The Dumbest Things I've Done After A Breakup #3
We dated from our first year in university until we graduated and started working—roughly five years together. When you date someone that long, you naturally expect it to lead to marriage. But then he started talking about getting his master’s degree. Then about going abroad. And yet, none of his plans included me. It was all about him, his future, his ambitions.
I needed clarity, so I asked, "Devon, when do you plan on getting married?"
"Marriage?" he scoffed as if the word disgusted him. "I don’t intend on getting married anytime soon. Marriage can wait."
His words sent a chill down my spine. I was a woman; my biological clock was ticking. "So when do you plan on getting married?" I pressed.
"Maybe five years, or six, or seven... who knows?"
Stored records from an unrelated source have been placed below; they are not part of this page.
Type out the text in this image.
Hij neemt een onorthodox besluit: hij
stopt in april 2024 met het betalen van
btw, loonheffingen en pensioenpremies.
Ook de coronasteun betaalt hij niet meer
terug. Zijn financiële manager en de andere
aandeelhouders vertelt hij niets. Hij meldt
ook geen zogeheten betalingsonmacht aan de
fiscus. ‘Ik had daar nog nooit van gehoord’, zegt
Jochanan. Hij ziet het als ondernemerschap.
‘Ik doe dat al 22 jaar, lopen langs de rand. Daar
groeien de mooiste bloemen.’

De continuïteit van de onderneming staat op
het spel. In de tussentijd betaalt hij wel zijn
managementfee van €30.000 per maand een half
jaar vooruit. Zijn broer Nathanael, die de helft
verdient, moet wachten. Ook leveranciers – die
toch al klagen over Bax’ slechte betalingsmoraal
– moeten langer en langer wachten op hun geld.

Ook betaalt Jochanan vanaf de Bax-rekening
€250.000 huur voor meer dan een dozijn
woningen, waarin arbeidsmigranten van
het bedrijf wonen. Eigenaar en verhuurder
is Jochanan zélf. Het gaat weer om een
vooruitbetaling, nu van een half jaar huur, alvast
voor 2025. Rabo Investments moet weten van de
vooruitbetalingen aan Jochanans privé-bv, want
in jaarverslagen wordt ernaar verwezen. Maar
I did the math. In five years, I would be 28. In six, I’d be 29. In seven, I’d be 30. I felt panic creeping in. Still, I wanted to be sure.
"Do you even see us getting married?"
He sighed, brushing off my concerns. "Don’t worry about it."
So I didn’t. For three more years, I convinced myself to be patient. But deep down, I knew. He was wasting my time. Finally, I couldn’t hold back any longer. I asked again, hoping for a different answer.
His response was cold. "If you want to get married so badly, why are you still with me? I don’t plan on getting married soon."
Eight years. Wasted.
I was furious. But he didn’t care. I wanted to hurt him, to make him feel even a fraction of what I felt. But I didn’t know how. I drowned in pain and misery for months until I reconnected with a man who had pursued me back in university.
He was nearly ten years older. Too egoistic for my liking. He had money, but that never impressed me. Back then, I hadn’t wanted him. But now? Now I was heartbroken, and he was an easy escape.
I didn’t think twice. I accepted his proposal, and everything moved so fast. Before I could even catch my breath, we were getting married—just five months after reconnecting.
I married him to spite my ex.
And to say I regret it is an understatement.
Read Also: The Dumbest Things I've Done After A Breakup #2
The man I chose was worse than he had been back when he first pursued me. I got the marriage I wanted, but happiness was nowhere in sight.
Do I still love my ex? No. And that’s what makes it even worse. I didn’t marry for love—I married for revenge. And now, every single day, I pay the price for that choice.
I could have healed. I could have chosen better. But instead, I let my bitterness drive me into the arms of someone I was least compatible with. And for that, I have only myself to blame.